If consumers, like Sonya, are searching for cars on Craigslist, they are obviously interested in purchasing a car once they find what’s right for them. The points below highlight important aspects of marketing on Craigslist:
- Creative Titles
It’s extremely important to make your titles short and to the point; however, they need to have a catch. When someone scrolls past your title, they want to be entertained. In the buying process, consumers are compelled by an interesting headline – preferably one that’s targeted to them. For example, “Life Will Get Better.” It’s geared toward how you want the buyer to feel after buying the car.
When the listing is clean and straightforward, there’s a better chance that a consumer will be interested and/or purchase. Also, simplicity provides clarity – only helping the consumer understand what they’re getting themselves into.
- Remove Older Ads
If you’ve recently sold/attempted to sell a vehicle, make sure that the listing gets taken down once the vehicle is sold.
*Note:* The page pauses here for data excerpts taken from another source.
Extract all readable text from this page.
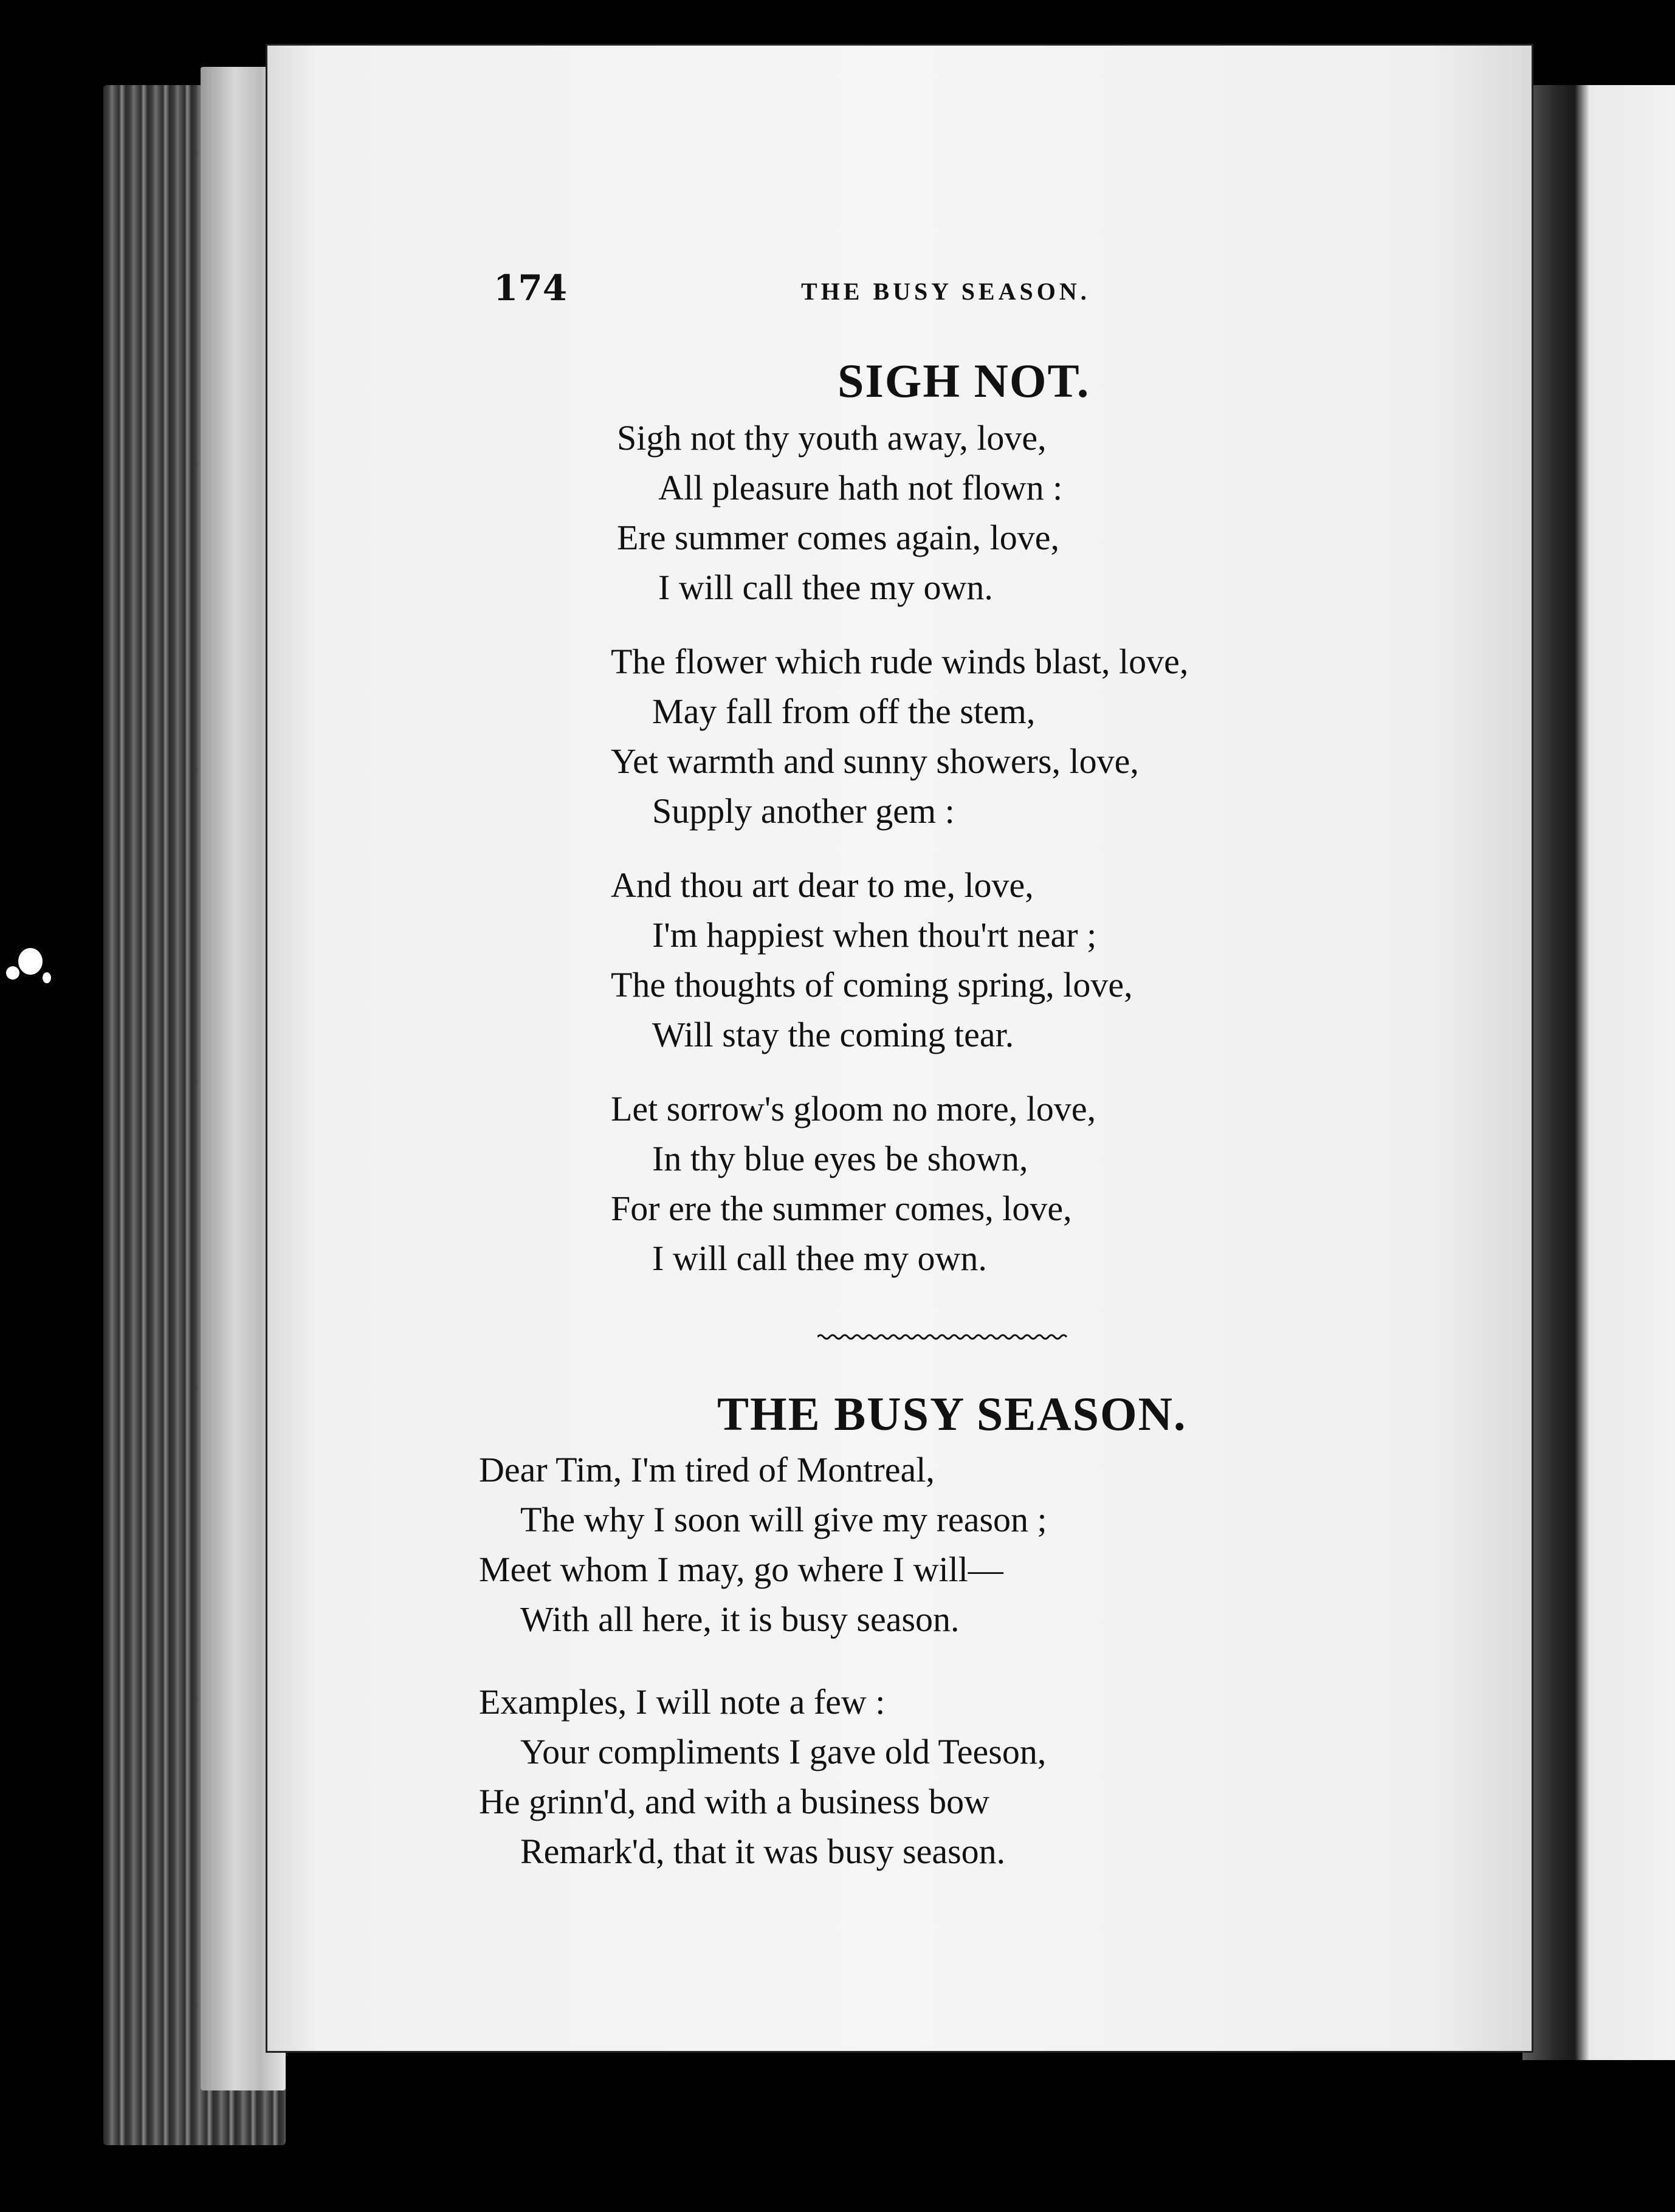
174	THE BUSY SEASON.
SIGH NOT.
Sigh not thy youth away, love,
All pleasure hath not flown :
Ere summer comes again, love,
I will call thee my own.
The flower which rude winds blast, love,
May fall from off the stem,
Yet warmth and sunny showers, love,
Supply another gem :
And thou art dear to me, love,
I'm happiest when thou'rt near ;
The thoughts of coming spring, love,
Will stay the coming tear.
Let sorrow's gloom no more, love,
In thy blue eyes be shown,
For ere the summer comes, love,
I will call thee my own.
THE BUSY SEASON.
Dear Tim, I'm tired of Montreal,
The why I soon will give my reason ;
Meet whom I may, go where I will—
With all here, it is busy season.
Examples, I will note a few :
Your compliments I gave old Teeson,
He grinn'd, and with a business bow
Remark'd, that it was busy season.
Consumers question the legitimacy of a listing based on a number of factors – so, you’re only adding more value by removing anything that’s not relevant.
Craigslist allows you to track which listings are getting you more clicks. Craigslist Ad Tracker may be the most viable option for tracking analytical data.
- Last, but not least, test which listings/ads are working better for you and go from there. It’s very closely related to any online campaign, but it’s proven to work.
Craigslist offers many opportunities for vehicle sales. Very closely related to Facebook’s Marketplace, it primarily focuses on used vehicles, but it does not limit to only used.
A consumer like Sonya would need to be interested in a used or a lower-priced car to get the best use out of Craigslist. Her 20 searches are enough to help her understand which vehicle she may be interested in – but, they also provide a lot of information about the specific vehicles she is searching for. Unique search options allow Craigslist advertisers to gain more information about users.